My major gripe with the site, however, is based on Reza’s claim in our interview last week that they have consulted with an Imam and a key takeaway for them was the exclusion of websites that spread misinformation about Islam. It’s fairly obvious that this is arbitrary and so the team can easily exlude sites they disagree with.

To test this, I entered the search term ‘Fitna’ (Geert Wilders infamous movie) which passed. The site also seemed okay with me learning about ‘Atheism’, while the term ‘Mohammed Cartoons’ does return a haram rating of 1.

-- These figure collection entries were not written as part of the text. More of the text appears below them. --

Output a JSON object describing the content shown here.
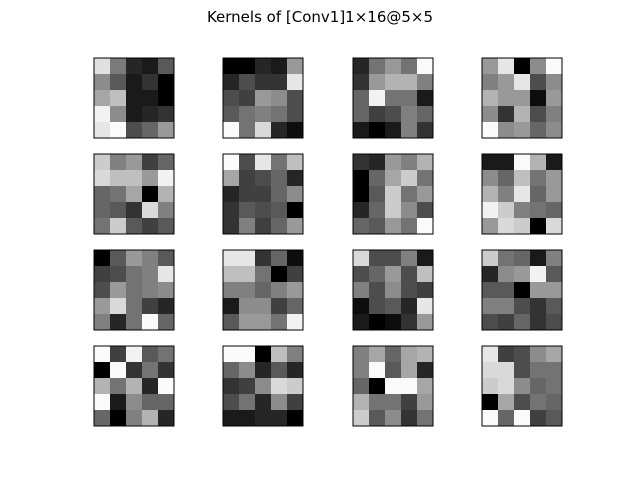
{
  "chart_data": {
    "type": "heatmap",
    "title": "Kernels of [Conv1]1×16@5×5",
    "grid": false,
    "colormap": "gray",
    "value_range": [
      0,
      1
    ],
    "kernels": [
      [
        [
          0.88,
          0.48,
          0.15,
          0.1,
          0.35
        ],
        [
          0.55,
          0.35,
          0.1,
          0.2,
          0.0
        ],
        [
          0.65,
          0.75,
          0.1,
          0.1,
          0.0
        ],
        [
          0.95,
          0.55,
          0.1,
          0.15,
          0.2
        ],
        [
          0.9,
          0.98,
          0.3,
          0.4,
          0.6
        ]
      ],
      [
        [
          0.0,
          0.0,
          0.15,
          0.1,
          0.6
        ],
        [
          0.15,
          0.3,
          0.2,
          0.2,
          0.9
        ],
        [
          0.3,
          0.25,
          0.6,
          0.55,
          0.3
        ],
        [
          0.35,
          0.45,
          0.5,
          0.45,
          0.3
        ],
        [
          0.98,
          0.45,
          0.85,
          0.15,
          0.05
        ]
      ],
      [
        [
          0.15,
          0.45,
          0.6,
          0.45,
          0.98
        ],
        [
          0.2,
          0.6,
          0.7,
          0.7,
          0.5
        ],
        [
          0.4,
          0.95,
          0.45,
          0.45,
          0.1
        ],
        [
          0.4,
          0.25,
          0.3,
          0.5,
          0.4
        ],
        [
          0.1,
          0.0,
          0.1,
          0.5,
          0.2
        ]
      ],
      [
        [
          0.6,
          0.9,
          0.0,
          0.55,
          0.98
        ],
        [
          0.5,
          0.6,
          0.9,
          0.3,
          0.55
        ],
        [
          0.7,
          0.6,
          0.6,
          0.05,
          0.6
        ],
        [
          0.55,
          0.2,
          0.7,
          0.3,
          0.5
        ],
        [
          0.98,
          0.55,
          0.6,
          0.4,
          0.55
        ]
      ],
      [
        [
          0.8,
          0.5,
          0.6,
          0.25,
          0.4
        ],
        [
          0.85,
          0.75,
          0.75,
          0.6,
          0.95
        ],
        [
          0.4,
          0.45,
          0.65,
          0.0,
          0.7
        ],
        [
          0.4,
          0.35,
          0.2,
          0.85,
          0.5
        ],
        [
          0.45,
          0.8,
          0.35,
          0.25,
          0.35
        ]
      ],
      [
        [
          0.98,
          0.3,
          0.9,
          0.45,
          0.75
        ],
        [
          0.65,
          0.25,
          0.3,
          0.4,
          0.15
        ],
        [
          0.15,
          0.25,
          0.25,
          0.4,
          0.55
        ],
        [
          0.2,
          0.35,
          0.3,
          0.35,
          0.0
        ],
        [
          0.2,
          0.5,
          0.25,
          0.4,
          0.6
        ]
      ],
      [
        [
          0.2,
          0.15,
          0.6,
          0.5,
          0.7
        ],
        [
          0.0,
          0.4,
          0.65,
          0.8,
          0.45
        ],
        [
          0.0,
          0.35,
          0.8,
          0.45,
          0.6
        ],
        [
          0.15,
          0.4,
          0.8,
          0.55,
          0.3
        ],
        [
          0.4,
          0.35,
          0.6,
          0.45,
          0.98
        ]
      ],
      [
        [
          0.1,
          0.1,
          0.98,
          0.7,
          0.1
        ],
        [
          0.55,
          0.4,
          0.75,
          0.45,
          0.6
        ],
        [
          0.7,
          0.5,
          0.9,
          0.4,
          0.6
        ],
        [
          0.95,
          0.8,
          0.5,
          0.45,
          0.4
        ],
        [
          0.6,
          0.85,
          0.8,
          0.0,
          0.85
        ]
      ],
      [
        [
          0.0,
          0.35,
          0.6,
          0.5,
          0.35
        ],
        [
          0.25,
          0.3,
          0.45,
          0.5,
          0.9
        ],
        [
          0.3,
          0.6,
          0.45,
          0.5,
          0.55
        ],
        [
          0.6,
          0.85,
          0.45,
          0.25,
          0.15
        ],
        [
          0.5,
          0.15,
          0.45,
          0.98,
          0.4
        ]
      ],
      [
        [
          0.9,
          0.9,
          0.2,
          0.4,
          0.05
        ],
        [
          0.75,
          0.75,
          0.45,
          0.0,
          0.25
        ],
        [
          0.5,
          0.5,
          0.4,
          0.5,
          0.6
        ],
        [
          0.1,
          0.55,
          0.55,
          0.25,
          0.4
        ],
        [
          0.35,
          0.6,
          0.6,
          0.45,
          0.95
        ]
      ],
      [
        [
          0.85,
          0.3,
          0.3,
          0.5,
          0.1
        ],
        [
          0.3,
          0.4,
          0.6,
          0.3,
          0.75
        ],
        [
          0.5,
          0.3,
          0.55,
          0.3,
          0.25
        ],
        [
          0.05,
          0.3,
          0.35,
          0.15,
          0.9
        ],
        [
          0.1,
          0.0,
          0.05,
          0.2,
          0.6
        ]
      ],
      [
        [
          0.8,
          0.45,
          0.4,
          0.1,
          0.5
        ],
        [
          0.15,
          0.55,
          0.6,
          0.95,
          0.35
        ],
        [
          0.35,
          0.35,
          0.0,
          0.6,
          0.6
        ],
        [
          0.5,
          0.5,
          0.3,
          0.2,
          0.35
        ],
        [
          0.3,
          0.25,
          0.4,
          0.2,
          0.3
        ]
      ],
      [
        [
          0.98,
          0.25,
          0.95,
          0.35,
          0.45
        ],
        [
          0.0,
          0.98,
          0.2,
          0.45,
          0.2
        ],
        [
          0.7,
          0.45,
          0.7,
          0.15,
          0.98
        ],
        [
          0.98,
          0.1,
          0.55,
          0.4,
          0.4
        ],
        [
          0.4,
          0.0,
          0.5,
          0.7,
          0.15
        ]
      ],
      [
        [
          0.98,
          0.98,
          0.0,
          0.75,
          0.5
        ],
        [
          0.4,
          0.55,
          0.15,
          0.35,
          0.15
        ],
        [
          0.2,
          0.25,
          0.55,
          0.85,
          0.8
        ],
        [
          0.3,
          0.45,
          0.15,
          0.55,
          0.25
        ],
        [
          0.1,
          0.1,
          0.15,
          0.15,
          0.0
        ]
      ],
      [
        [
          0.5,
          0.65,
          0.4,
          0.65,
          0.7
        ],
        [
          0.5,
          0.98,
          0.35,
          0.65,
          0.15
        ],
        [
          0.4,
          0.0,
          0.98,
          0.98,
          0.65
        ],
        [
          0.7,
          0.45,
          0.45,
          0.25,
          0.6
        ],
        [
          0.8,
          0.35,
          0.55,
          0.2,
          0.45
        ]
      ],
      [
        [
          0.9,
          0.25,
          0.3,
          0.55,
          0.65
        ],
        [
          0.85,
          0.85,
          0.3,
          0.45,
          0.45
        ],
        [
          0.8,
          0.85,
          0.55,
          0.4,
          0.45
        ],
        [
          0.0,
          0.65,
          0.3,
          0.45,
          0.4
        ],
        [
          0.98,
          0.4,
          0.98,
          0.25,
          0.35
        ]
      ]
    ]
  }
}
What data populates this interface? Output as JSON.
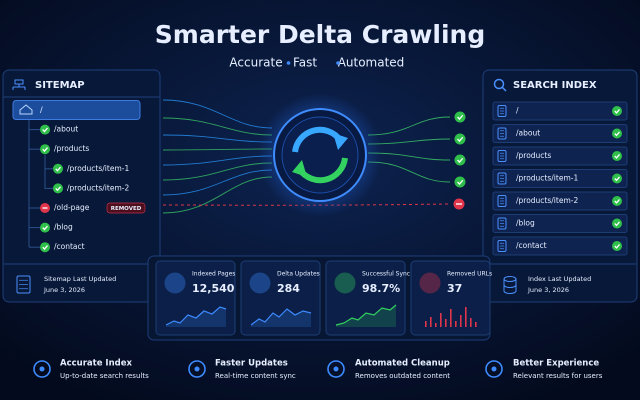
{
  "header": {
    "title": "Smarter Delta Crawling",
    "tagline": [
      "Accurate",
      "Fast",
      "Automated"
    ]
  },
  "sitemap": {
    "title": "SITEMAP",
    "items": [
      {
        "path": "/"
      },
      {
        "path": "/about"
      },
      {
        "path": "/products"
      },
      {
        "path": "/products/item-1"
      },
      {
        "path": "/products/item-2"
      },
      {
        "path": "/old-page",
        "badge": "REMOVED"
      },
      {
        "path": "/blog"
      },
      {
        "path": "/contact"
      }
    ],
    "footer": {
      "label": "Sitemap Last Updated",
      "date": "June 3, 2026"
    }
  },
  "search_index": {
    "title": "SEARCH INDEX",
    "items": [
      "/",
      "/about",
      "/products",
      "/products/item-1",
      "/products/item-2",
      "/blog",
      "/contact"
    ],
    "footer": {
      "label": "Index Last Updated",
      "date": "June 3, 2026"
    }
  },
  "stats": [
    {
      "label": "Indexed Pages",
      "value": "12,540"
    },
    {
      "label": "Delta Updates",
      "value": "284"
    },
    {
      "label": "Successful Sync",
      "value": "98.7%"
    },
    {
      "label": "Removed URLs",
      "value": "37"
    }
  ],
  "features": [
    {
      "title": "Accurate Index",
      "subtitle": "Up-to-date search results"
    },
    {
      "title": "Faster Updates",
      "subtitle": "Real-time content sync"
    },
    {
      "title": "Automated Cleanup",
      "subtitle": "Removes outdated content"
    },
    {
      "title": "Better Experience",
      "subtitle": "Relevant results for users"
    }
  ]
}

Similarly, a search on ‘Nazis’ returns a haram rating of 1. While I profess to viewing the heinous actions comitted by the Nazis with much disdain, they’re more of a political movement than a religious one.

This does, however, present a dangerous trend. If you view one political site as haram, then why not all? Why does my search on the Ku Klux Klan warrant no filtering at all?

So, like I said, I just don’t get it. If you were to go to google a ‘harmful’ search term, you’re just as likely to pick up a Britney Dance video while at Virgin Megastore, or switch on the Fashion Channel late at night!

I have to say, I was quite curious about what would warrant a haram rating of 3, which means that I can go no further. I did persevere and in the end managed to get there. The trick, I have to admit, was simplicity!

The majority of the Gulf dwellers know that their governments have deployed powerful filtering proxies, rivaled only by those used in China, to block content that is viewed as objectionable (who needs Fickr and Corbis?!). One more filter aid, though a good intended gesture, is going to cause more harm than good. A computer dictating what is deemed divinely approved does not sound like a good idea.